Oral Presentation 43rd Lorne Genome Conference 2022

CRISP-ChIP screen to identify mechanisms of chromatin regulation     (#5)

Omer Gilan 1 , Charles Bell 2 , Laure Talarmain 2 , Daniel Neville 1 , Kathy Knezevic 2 , Enid Lam 2 , Mark Dawson 2
  1. Australian Centre for Blood Diseases, Melbourne, VIC, Australia
  2. Peter MacCallum Cancer Centre, Melbourne, VIC, Australia

The regulation of all chromatin-templated processes involves the selective recruitment of chromatin factors to facilitate DNA repair, replication, and transcription. Chromatin immunoprecipitation (ChIP) is a critical experimental method used to provide spatiotemporal evidence of a variety of chromatin-based events including the dynamic regulation of chromatin modifications at cis-regulatory elements. However, getting a global appreciation of all the factors that influence a specific chromatin event has remained challenging.

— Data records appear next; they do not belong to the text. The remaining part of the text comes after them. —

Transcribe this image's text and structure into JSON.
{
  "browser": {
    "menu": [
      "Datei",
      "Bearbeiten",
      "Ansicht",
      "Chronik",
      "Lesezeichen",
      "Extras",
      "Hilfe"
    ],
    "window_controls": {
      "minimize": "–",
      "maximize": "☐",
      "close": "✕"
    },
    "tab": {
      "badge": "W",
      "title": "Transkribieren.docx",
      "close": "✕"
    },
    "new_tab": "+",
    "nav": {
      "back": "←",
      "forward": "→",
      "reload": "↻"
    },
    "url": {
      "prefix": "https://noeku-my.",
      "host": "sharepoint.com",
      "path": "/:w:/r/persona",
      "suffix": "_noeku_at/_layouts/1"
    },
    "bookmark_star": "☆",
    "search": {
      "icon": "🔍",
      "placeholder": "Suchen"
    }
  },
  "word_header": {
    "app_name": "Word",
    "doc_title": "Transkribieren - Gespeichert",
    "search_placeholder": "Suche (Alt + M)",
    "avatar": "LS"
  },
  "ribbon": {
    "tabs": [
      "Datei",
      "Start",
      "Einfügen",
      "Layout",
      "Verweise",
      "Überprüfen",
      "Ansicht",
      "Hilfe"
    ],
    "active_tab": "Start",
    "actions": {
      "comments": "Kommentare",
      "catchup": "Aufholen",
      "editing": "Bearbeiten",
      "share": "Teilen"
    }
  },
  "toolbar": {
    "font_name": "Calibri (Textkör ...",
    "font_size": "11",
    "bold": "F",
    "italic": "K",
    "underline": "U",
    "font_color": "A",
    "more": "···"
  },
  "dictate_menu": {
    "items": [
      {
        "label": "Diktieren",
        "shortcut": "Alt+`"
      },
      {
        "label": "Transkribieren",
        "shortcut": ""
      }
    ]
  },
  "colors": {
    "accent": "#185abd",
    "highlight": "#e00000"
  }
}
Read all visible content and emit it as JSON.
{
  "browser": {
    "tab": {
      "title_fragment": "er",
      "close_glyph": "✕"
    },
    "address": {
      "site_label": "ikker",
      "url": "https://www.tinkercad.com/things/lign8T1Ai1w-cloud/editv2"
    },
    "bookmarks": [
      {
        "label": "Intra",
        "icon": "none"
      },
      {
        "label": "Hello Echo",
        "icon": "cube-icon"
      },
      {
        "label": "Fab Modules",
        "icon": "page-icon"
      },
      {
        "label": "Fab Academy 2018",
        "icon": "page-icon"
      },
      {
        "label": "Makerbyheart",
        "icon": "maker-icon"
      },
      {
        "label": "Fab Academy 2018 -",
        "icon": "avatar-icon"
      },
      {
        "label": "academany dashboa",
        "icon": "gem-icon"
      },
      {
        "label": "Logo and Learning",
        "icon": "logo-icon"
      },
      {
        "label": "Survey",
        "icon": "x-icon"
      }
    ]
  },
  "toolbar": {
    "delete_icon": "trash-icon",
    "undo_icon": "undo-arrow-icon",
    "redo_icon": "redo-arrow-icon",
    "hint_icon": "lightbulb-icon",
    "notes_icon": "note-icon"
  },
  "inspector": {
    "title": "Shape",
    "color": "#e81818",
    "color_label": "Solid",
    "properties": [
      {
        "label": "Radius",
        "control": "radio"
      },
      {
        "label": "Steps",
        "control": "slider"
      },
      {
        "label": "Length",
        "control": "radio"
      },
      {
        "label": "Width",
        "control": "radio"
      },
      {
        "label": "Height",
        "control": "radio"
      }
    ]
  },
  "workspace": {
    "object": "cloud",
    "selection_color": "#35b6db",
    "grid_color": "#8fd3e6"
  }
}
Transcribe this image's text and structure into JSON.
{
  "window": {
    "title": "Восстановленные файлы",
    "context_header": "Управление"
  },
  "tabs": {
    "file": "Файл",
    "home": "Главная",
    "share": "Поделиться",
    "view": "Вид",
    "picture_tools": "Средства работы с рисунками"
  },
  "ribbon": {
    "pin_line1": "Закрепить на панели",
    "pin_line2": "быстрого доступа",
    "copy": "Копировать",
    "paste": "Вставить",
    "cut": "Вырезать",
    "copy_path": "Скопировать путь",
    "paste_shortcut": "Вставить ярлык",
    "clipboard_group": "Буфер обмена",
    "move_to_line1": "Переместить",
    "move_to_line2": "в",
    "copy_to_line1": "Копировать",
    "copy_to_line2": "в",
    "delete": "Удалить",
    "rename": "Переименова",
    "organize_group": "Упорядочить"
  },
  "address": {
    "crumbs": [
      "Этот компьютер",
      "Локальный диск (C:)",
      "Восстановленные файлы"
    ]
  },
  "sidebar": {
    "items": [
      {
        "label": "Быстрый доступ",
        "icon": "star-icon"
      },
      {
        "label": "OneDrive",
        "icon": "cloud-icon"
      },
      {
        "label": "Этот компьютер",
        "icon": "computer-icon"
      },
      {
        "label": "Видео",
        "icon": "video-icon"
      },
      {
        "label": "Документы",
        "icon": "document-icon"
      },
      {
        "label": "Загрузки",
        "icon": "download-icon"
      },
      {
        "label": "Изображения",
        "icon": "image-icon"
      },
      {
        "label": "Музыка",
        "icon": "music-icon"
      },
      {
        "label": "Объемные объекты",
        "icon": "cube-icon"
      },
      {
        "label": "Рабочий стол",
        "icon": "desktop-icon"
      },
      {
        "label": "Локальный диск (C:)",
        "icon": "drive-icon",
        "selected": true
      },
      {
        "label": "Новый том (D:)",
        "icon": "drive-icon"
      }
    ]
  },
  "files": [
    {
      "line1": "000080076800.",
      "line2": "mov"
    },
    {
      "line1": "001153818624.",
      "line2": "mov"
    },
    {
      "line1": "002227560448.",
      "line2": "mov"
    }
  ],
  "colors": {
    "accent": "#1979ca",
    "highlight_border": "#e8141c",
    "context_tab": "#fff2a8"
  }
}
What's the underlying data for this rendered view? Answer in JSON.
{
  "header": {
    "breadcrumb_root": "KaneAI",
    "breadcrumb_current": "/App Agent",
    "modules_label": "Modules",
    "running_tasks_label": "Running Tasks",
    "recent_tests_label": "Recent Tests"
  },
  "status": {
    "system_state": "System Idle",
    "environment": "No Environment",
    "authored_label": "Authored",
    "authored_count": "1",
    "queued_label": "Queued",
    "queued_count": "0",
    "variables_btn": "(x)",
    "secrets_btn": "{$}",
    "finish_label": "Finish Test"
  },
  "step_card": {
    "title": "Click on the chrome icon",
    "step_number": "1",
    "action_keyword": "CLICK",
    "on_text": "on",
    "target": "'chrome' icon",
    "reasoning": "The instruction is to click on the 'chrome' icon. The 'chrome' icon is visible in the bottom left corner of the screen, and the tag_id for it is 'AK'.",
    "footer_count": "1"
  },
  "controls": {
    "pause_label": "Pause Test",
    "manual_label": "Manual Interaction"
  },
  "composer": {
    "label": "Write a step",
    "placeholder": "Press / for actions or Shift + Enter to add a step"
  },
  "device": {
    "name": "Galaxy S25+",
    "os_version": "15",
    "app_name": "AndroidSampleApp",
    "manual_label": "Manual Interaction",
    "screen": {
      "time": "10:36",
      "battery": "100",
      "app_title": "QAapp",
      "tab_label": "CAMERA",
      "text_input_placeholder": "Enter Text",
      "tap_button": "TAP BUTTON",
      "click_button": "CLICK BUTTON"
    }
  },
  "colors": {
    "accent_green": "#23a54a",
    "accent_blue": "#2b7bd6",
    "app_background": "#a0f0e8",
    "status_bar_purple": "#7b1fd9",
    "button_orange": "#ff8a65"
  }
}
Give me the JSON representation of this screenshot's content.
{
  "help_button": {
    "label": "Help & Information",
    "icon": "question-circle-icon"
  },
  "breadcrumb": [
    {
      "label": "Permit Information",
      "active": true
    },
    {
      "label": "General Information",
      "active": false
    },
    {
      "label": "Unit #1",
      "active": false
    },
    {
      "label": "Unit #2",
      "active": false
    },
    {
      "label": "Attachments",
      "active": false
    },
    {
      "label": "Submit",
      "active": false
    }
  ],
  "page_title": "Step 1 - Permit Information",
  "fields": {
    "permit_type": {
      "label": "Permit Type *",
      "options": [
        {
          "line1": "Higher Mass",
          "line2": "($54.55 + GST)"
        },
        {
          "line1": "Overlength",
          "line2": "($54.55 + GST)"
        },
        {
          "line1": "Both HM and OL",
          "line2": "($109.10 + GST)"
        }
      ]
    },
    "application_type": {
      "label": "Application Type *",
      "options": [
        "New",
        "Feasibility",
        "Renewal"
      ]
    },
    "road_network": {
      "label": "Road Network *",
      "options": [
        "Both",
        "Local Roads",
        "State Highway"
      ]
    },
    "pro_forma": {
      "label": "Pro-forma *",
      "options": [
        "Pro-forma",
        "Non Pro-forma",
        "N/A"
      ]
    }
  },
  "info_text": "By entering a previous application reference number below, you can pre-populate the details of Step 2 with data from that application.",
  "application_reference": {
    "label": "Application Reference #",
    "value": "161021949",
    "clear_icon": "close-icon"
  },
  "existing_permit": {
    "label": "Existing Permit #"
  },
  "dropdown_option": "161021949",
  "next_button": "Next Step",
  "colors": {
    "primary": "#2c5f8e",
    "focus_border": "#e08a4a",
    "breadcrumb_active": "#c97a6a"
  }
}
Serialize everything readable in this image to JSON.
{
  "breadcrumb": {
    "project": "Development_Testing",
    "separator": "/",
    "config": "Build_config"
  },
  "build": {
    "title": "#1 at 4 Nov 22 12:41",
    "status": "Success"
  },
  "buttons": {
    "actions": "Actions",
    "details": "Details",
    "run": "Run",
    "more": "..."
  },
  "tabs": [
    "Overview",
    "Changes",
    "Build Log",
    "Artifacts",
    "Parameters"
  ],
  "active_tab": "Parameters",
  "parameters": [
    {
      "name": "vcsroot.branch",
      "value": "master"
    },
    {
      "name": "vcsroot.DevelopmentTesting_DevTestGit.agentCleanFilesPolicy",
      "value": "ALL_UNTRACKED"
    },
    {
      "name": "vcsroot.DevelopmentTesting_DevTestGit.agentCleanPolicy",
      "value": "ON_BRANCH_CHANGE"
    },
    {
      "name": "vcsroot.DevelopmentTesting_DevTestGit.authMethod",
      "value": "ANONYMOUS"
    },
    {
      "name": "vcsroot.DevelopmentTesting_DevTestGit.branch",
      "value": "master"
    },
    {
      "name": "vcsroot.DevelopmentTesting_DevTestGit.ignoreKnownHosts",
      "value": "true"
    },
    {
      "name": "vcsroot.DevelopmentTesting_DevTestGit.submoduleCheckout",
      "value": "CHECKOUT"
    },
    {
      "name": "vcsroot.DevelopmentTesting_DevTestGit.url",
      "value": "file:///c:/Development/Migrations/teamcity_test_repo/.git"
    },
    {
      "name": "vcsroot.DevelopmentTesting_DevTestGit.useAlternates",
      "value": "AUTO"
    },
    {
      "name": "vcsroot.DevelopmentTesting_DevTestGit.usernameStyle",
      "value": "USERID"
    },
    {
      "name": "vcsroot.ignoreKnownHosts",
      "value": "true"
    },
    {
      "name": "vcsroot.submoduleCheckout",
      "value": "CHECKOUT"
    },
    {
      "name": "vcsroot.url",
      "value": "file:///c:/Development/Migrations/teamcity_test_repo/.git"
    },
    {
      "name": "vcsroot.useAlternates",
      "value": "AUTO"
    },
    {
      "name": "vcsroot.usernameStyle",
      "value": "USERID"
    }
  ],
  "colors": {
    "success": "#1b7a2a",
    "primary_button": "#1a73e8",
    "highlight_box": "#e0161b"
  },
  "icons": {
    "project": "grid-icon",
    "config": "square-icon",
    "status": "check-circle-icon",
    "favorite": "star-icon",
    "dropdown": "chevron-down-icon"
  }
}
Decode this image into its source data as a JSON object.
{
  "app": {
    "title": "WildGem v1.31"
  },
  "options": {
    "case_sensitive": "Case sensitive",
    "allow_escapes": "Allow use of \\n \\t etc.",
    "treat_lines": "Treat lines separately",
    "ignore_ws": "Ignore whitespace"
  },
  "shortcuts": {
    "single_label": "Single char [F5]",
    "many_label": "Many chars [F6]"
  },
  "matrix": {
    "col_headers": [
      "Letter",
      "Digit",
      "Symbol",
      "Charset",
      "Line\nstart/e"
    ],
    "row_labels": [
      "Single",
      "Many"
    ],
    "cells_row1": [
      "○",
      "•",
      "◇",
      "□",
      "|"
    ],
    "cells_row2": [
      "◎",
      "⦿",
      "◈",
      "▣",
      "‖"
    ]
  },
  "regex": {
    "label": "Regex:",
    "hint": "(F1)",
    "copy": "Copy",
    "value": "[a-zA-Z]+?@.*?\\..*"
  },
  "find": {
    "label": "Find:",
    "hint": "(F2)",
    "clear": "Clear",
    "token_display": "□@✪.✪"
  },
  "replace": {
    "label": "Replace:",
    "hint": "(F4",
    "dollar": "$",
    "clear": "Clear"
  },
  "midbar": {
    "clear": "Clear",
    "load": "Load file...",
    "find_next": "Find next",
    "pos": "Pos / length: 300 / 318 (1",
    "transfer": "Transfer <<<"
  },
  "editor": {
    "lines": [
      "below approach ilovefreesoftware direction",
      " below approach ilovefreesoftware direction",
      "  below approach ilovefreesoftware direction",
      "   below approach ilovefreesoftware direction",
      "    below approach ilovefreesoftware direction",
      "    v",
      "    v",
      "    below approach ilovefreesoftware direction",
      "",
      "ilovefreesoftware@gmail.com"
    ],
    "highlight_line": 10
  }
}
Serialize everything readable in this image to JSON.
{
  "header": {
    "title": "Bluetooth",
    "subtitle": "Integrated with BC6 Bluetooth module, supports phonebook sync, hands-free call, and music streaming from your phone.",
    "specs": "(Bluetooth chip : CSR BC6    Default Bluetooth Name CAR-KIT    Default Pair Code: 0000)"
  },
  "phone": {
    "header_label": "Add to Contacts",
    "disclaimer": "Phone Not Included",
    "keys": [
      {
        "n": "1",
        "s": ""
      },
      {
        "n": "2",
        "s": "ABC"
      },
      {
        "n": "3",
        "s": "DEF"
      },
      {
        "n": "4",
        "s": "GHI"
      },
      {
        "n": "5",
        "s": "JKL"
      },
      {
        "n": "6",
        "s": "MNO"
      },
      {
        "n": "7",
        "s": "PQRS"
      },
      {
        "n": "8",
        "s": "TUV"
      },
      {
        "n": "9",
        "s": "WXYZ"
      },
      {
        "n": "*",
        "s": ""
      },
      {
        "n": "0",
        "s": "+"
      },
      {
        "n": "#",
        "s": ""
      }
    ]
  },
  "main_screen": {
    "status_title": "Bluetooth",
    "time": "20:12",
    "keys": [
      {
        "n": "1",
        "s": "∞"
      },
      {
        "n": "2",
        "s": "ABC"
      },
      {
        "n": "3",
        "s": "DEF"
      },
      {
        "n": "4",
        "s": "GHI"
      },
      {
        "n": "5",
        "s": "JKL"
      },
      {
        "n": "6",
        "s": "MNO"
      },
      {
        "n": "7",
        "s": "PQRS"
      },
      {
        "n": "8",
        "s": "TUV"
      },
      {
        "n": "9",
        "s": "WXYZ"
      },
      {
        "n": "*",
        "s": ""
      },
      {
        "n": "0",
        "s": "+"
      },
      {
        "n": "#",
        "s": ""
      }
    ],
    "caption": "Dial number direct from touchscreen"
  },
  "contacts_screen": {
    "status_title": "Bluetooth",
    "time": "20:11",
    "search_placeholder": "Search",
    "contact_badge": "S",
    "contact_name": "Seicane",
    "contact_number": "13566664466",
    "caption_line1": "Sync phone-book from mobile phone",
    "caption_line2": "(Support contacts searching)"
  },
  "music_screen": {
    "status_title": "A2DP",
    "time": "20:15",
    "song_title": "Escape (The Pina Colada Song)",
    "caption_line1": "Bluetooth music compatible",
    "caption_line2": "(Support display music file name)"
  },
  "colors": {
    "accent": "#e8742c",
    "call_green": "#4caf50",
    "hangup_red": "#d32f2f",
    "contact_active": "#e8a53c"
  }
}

Here, as a proof of concept we demonstrate the utility of coupling unbiased functional genomics with ChIP to identify the factors associated with active transcription. Specifically, we use this method to identify the major chromatin factors associated with recruitment of RNA polymerase 2 and the catalysis of two evolutionarily conserved histone modifications; H3K4me3 present at the transcriptional start site and H3K79me2 present throughout the gene body of actively transcribed genes. With CRISP-ChIP we identify all the non-redundant COMPASS complex members required for H3K4me3 and the major components of mediator and TFIID required for Pol II recruitment during the maintenance of gene expression. Importantly, using CRISP-ChIP in leukaemia cells driven by MLL-translocations we uncover a functional partitioning of H3K79 methylation into two distinct regulatory units. An oncogenic DOT1L complex, where the malignant driver directs the catalytic activity of DOT1L at MLL-fusion target genes which is separate from the endogenous DOT1L complex where catalytic activity is directed by MLLT10 at actively expressed genes not controlled by the MLL-fusion protein. This functional demarcation has therapeutic implications and explains why Menin inhibition surprisingly controls methylation of H3K79 at a critical subset of genes that sustain MLL-fusion leukaemia.